Digital load matching: What is the real impact?
Digital load matching uses digital, app-based technologies to match customers’ needs in freight services with available truck capacity.
Ask any refrigerated food company about their top opportunities to improve operating expenses, and you’ll likely hear about their need to reduce transportation costs. One of the most talked-about means to do so is digital load matching, otherwise known as the “Uberization” of freight.
Digital load matching uses digital, app-based technologies to match customers’ needs in freight services with available truck capacity, dramatically reducing or even eliminating empty space on trailers and trucks. Much of this spot market freight is handled by “load boards,” featuring interactions—often by phone—among shippers, brokers, carriers and owner-operators.
Traditionally, this process has been fragmented, tedious and slow, and the outcome is not always ideal. There are plenty of missed opportunities and shippers left in need of capacity.
How digital load matching can help
In recent years, online and cloud-based load matching, specialized software and mobile apps have made it possible for trucks seeking freight to match up almost instantly with freight-seeking trucks. What has made digital load matching viable is the growth in vehicle connectivity.
Connected solutions, which started as telematics solutions enabling fleets to communicate with drivers, now provide detailed information on the health of the vehicle and its components. Increasingly, connected vehicles are also sharing data about the vehicle’s location and other factors, including driver availability that can be useful in figuring out opportunities for freight consolidation.
Zero tolerance for wait time
However, the trucking industry needs to ask itself whether digital load matching is really the “one-size-fits-all” answer to capacity issues, particularly the specialized and demanding needs of the refrigerated and frozen foods business.
An audit conducted by the inspector general’s office at the U.S. Department of Transportation, Washington, D.C., shows that unexpected wait time on loading docks is robbing truckers of more than a billion dollars of income each year. This is the problem commonly known as “detention time,” which industry contracts typically define as anything up to two hours of wait time for which drivers do not get paid.
The industry norm is that truckers are simply expected to wait for long periods of time for everything from loading and unloading their vehicles to sitting in a truck dealership waiting for a diagnosis of their truck. And, for every 11 driving hours available to a driver under the federal Hours of Service regulations, only an average of 6.5 hours are actually spent behind the wheel. This poses special requirements for the refrigerated and frozen food industry, where perishability is a real concern.
Use big data
The data from connected vehicles, which can certainly lend itself to digital load matching, can also be used in a more comprehensive way to dramatically improve vehicle uptime, and as a result, the on-time delivery of perishable goods.
By analyzing the increasing flow of “big data” coming from vehicles and their drivers, freight carriers should assure that perishable cargo is no longer subject to unplanned delays due to waiting at loading docks and other locations. Freight providers must be able to radically reduce the time needed for diagnosing and treating maintenance issues. Instead of accepting unplanned breakdowns as par for the course, companies should be able to convert most, if not all, maintenance into predictive, planned maintenance, where parts are replaced before they break down.

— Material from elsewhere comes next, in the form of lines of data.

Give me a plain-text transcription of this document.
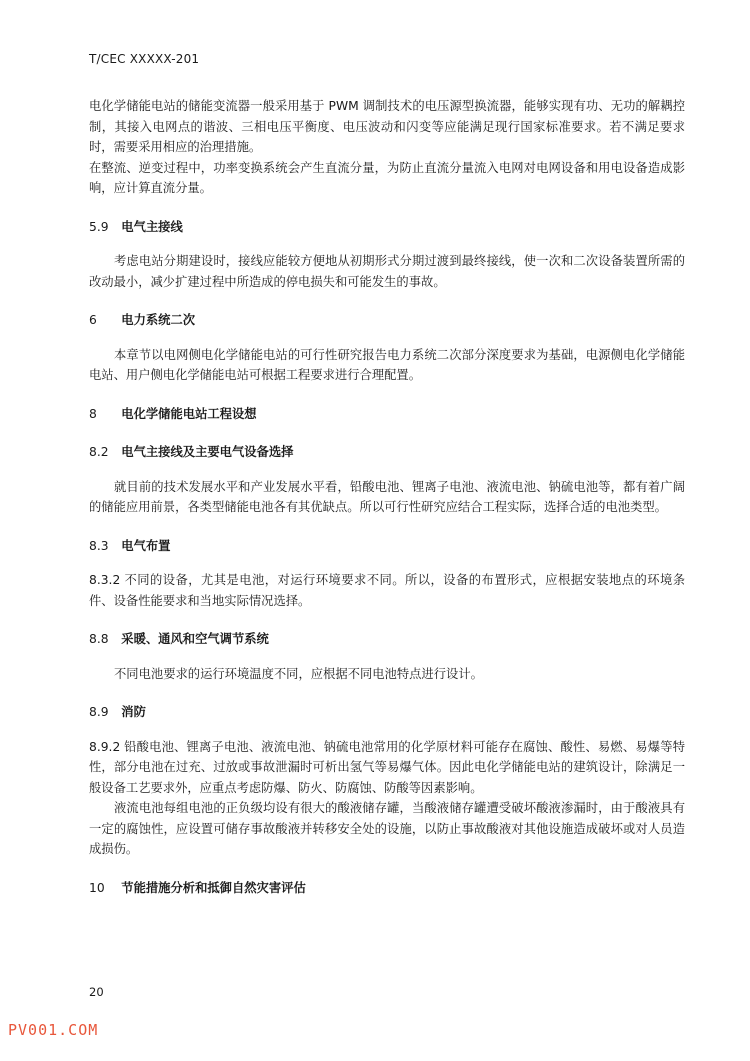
T/CEC XXXXX-201

电化学储能电站的储能变流器一般采用基于 PWM 调制技术的电压源型换流器，能够实现有功、无功的解耦控制，其接入电网点的谐波、三相电压平衡度、电压波动和闪变等应能满足现行国家标准要求。若不满足要求时，需要采用相应的治理措施。

在整流、逆变过程中，功率变换系统会产生直流分量，为防止直流分量流入电网对电网设备和用电设备造成影响，应计算直流分量。

5.9 电气主接线

考虑电站分期建设时，接线应能较方便地从初期形式分期过渡到最终接线，使一次和二次设备装置所需的改动最小，减少扩建过程中所造成的停电损失和可能发生的事故。

6 电力系统二次

本章节以电网侧电化学储能电站的可行性研究报告电力系统二次部分深度要求为基础，电源侧电化学储能电站、用户侧电化学储能电站可根据工程要求进行合理配置。

8 电化学储能电站工程设想

8.2 电气主接线及主要电气设备选择

就目前的技术发展水平和产业发展水平看，铅酸电池、锂离子电池、液流电池、钠硫电池等，都有着广阔的储能应用前景，各类型储能电池各有其优缺点。所以可行性研究应结合工程实际，选择合适的电池类型。

8.3 电气布置

8.3.2 不同的设备，尤其是电池，对运行环境要求不同。所以，设备的布置形式，应根据安装地点的环境条件、设备性能要求和当地实际情况选择。

8.8 采暖、通风和空气调节系统

不同电池要求的运行环境温度不同，应根据不同电池特点进行设计。

8.9 消防

8.9.2 铅酸电池、锂离子电池、液流电池、钠硫电池常用的化学原材料可能存在腐蚀、酸性、易燃、易爆等特性，部分电池在过充、过放或事故泄漏时可析出氢气等易爆气体。因此电化学储能电站的建筑设计，除满足一般设备工艺要求外，应重点考虑防爆、防火、防腐蚀、防酸等因素影响。

液流电池每组电池的正负级均设有很大的酸液储存罐，当酸液储存罐遭受破坏酸液渗漏时，由于酸液具有一定的腐蚀性，应设置可储存事故酸液并转移安全处的设施，以防止事故酸液对其他设施造成破坏或对人员造成损伤。

10 节能措施分析和抵御自然灾害评估

20
PV001.COM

If fleets use data and other technology to work smarter, then operational efficiencies can be ironed out in virtually every aspect of fleet management. Fleets can use this data to optimize the supply chain to connect carriers and shippers, improve routing, reduce drivers’ idle time and increase truck utilization.
Used correctly, that information can also help fleets overcome larger structural challenges, such as the ever-present driver shortage. Reducing wait times and loading times has the potential to take 6-7% out of the supply chain in terms of both cost and time.
To hold down food costs, trucks and drivers need to be used efficiently. When data-driven fleets and the shippers who use them understand the true cost of unplanned delays, they will demand real solutions. “Big data” from the truck itself offers tremendous potential to match loads and improve every aspect of trucking operations.